Spaghetti, coming from a family who eat spaghetti by twisting it with a fork and spoon and then shoving it in your gob, you would think I have this one mastered. (Also people who cut up spaghetti in little chunks, what ya doing guys? Respect the pasta.)
How can two dogs make eating this look so fancy and cute, I can’t even eat it normally by myself never mind with someone else, never mind with an actual dog.
Those slippery suckers do not want to be eaten. I am often proud of how much spaghetti I have consumed in one sitting and then look down to see half of the dish is on my lap.
I asked my friends, what do you find hard to eat? Instantly two of them said ‘burgers’ and I couldn’t agree more.
This food form is not equipped for the small mouthed, small handed people. Especially when it is piled high with fillings you didn’t even know came in burgers.
I’ve said this before and I’ll say it again, when it comes to burgers simpler is better because the concentration goes on the perfect burger not on the random components. I don’t remember asking for a chorizo, black pudding, haggis, blue cheese, lobster, carrot, satay, ice cream burger and yet you keep giving them to me.
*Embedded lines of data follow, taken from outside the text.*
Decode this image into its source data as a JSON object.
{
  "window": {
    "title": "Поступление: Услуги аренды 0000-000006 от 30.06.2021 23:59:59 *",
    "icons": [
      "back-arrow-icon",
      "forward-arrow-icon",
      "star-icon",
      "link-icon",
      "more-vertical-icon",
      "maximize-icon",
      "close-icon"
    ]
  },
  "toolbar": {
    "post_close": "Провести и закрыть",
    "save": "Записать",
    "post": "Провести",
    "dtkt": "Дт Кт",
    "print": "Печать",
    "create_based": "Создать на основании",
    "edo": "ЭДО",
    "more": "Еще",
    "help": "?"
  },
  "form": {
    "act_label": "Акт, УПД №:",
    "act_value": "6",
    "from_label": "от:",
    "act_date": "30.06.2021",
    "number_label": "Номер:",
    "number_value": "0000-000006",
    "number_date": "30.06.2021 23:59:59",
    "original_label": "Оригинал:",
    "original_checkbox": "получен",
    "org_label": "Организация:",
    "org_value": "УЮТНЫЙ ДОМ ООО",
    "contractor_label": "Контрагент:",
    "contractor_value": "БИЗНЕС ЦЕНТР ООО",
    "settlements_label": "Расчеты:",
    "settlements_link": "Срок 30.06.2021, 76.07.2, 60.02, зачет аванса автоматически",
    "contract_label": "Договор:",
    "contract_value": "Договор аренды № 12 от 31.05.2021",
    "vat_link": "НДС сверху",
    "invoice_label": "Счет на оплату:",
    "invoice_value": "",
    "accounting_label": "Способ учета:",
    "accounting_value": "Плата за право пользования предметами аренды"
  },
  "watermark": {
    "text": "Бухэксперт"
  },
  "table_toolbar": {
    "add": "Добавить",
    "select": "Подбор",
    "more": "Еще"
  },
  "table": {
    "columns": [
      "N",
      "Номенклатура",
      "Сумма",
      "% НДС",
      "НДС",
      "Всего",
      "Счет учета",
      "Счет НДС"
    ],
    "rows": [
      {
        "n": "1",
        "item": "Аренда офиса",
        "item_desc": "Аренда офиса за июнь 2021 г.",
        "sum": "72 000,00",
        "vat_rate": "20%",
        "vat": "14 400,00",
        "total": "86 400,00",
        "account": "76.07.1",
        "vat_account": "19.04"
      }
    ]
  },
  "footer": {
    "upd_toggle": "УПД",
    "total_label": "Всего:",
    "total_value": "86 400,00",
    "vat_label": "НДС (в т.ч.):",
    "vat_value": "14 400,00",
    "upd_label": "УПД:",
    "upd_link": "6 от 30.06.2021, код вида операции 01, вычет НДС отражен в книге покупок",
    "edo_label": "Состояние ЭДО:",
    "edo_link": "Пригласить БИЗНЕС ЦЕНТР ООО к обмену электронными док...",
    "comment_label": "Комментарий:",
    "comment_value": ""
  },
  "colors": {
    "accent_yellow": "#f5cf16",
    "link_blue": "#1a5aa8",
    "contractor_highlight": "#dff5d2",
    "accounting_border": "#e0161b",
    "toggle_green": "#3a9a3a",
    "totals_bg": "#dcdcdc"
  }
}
What’s up Bruschetta? What’s the deal? Do you hate me?
When i pick you up, you fall apart.
When I put you near my mouth, you fall apart.
When I look at you, you fall apart.
A girl just wants a bite, you know?
The food of the devil.
One bite and I have sugar all over my face. It looks all fluffy and cloud like BUT DON’T LET IT FOOL YOU. It sticks on to you like a leech that’s never seen the light of day, hard and sticky, impossible to get off.
The mosquitos of the food world. BEWARE.
Guys, I am capable of eating….I swear.